Bisher hat Putin in Krisen immer mit Härte reagiert - ob in der Ukraine, in Georgien, im Inland. Er hat noch nie nachgegeben. Was macht sie glauben, dass er diesmal bei der weichen Tour bleibt?

Zugegeben, er ist ein katastrophaler Krisenmanager. Ob beim Untergang des U-Bootes Kursk, beim Terroranschlag auf die Schule von Beslan, Putin hat stets reflexartig reagiert: Mehr Macht in die Zentrale, mehr Macht in seine Hände, weniger Machtverteilung und Checks und Balances. Alles war sehr wenig effektiv. Aber man muss auch zugeben: Nach Beginn der Demonstrationen im Dezember hat er sofort Reformen angekündigt, etwa die Volkswahl der Gouverneure, oder eine Änderung des Wahlgesetzes.

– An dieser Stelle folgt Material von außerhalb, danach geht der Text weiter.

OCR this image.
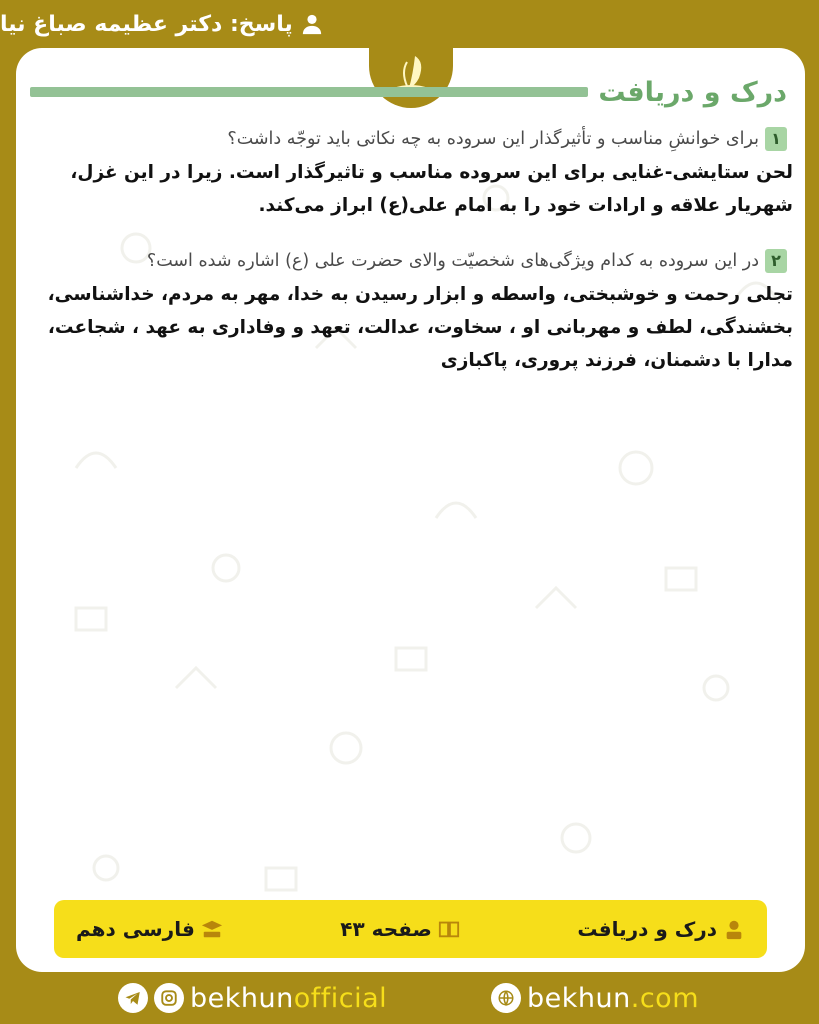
پاسخ: دکتر عظیمه صباغ نیا
درک و دریافت
۱
برای خوانشِ مناسب و تأثیرگذار این سروده به چه نکاتی باید توجّه داشت؟
لحن ستایشی-غنایی برای این سروده مناسب و تاثیرگذار است. زیرا در این غزل، شهریار علاقه و ارادات خود را به امام علی(ع) ابراز می‌کند.
۲
در این سروده به کدام ویژگی‌های شخصیّت والای حضرت علی (ع) اشاره شده است؟
تجلی رحمت و خوشبختی، واسطه و ابزار رسیدن به خدا، مهر به مردم، خداشناسی، بخشندگی، لطف و مهربانی او ، سخاوت، عدالت، تعهد و وفاداری به عهد ، شجاعت، مدارا با دشمنان، فرزند پروری، پاکبازی
درک و دریافت
صفحه ۴۳
فارسی دهم
bekhunofficial	bekhun.com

Es handelt sich zwar nur um Ankündigungen, aber immerhin.

Wird uns Putin überraschen?

Das Risiko, dass seine Lernfähigkeit nicht ausreicht, ist gross. Ich bin aber vorsichtig, eine Prognose zu stellen,  denn er könnte ja auch von klugen Leuten den Rat kriegen, die Macht zu teilen und zum Beispiel Medwedew zum Ministerpräsidenten zu machen, um ihn die Reformen umsetzen zu lassen, die er als Präsident nicht machen konnte. Das ist nicht ausgeschlossen.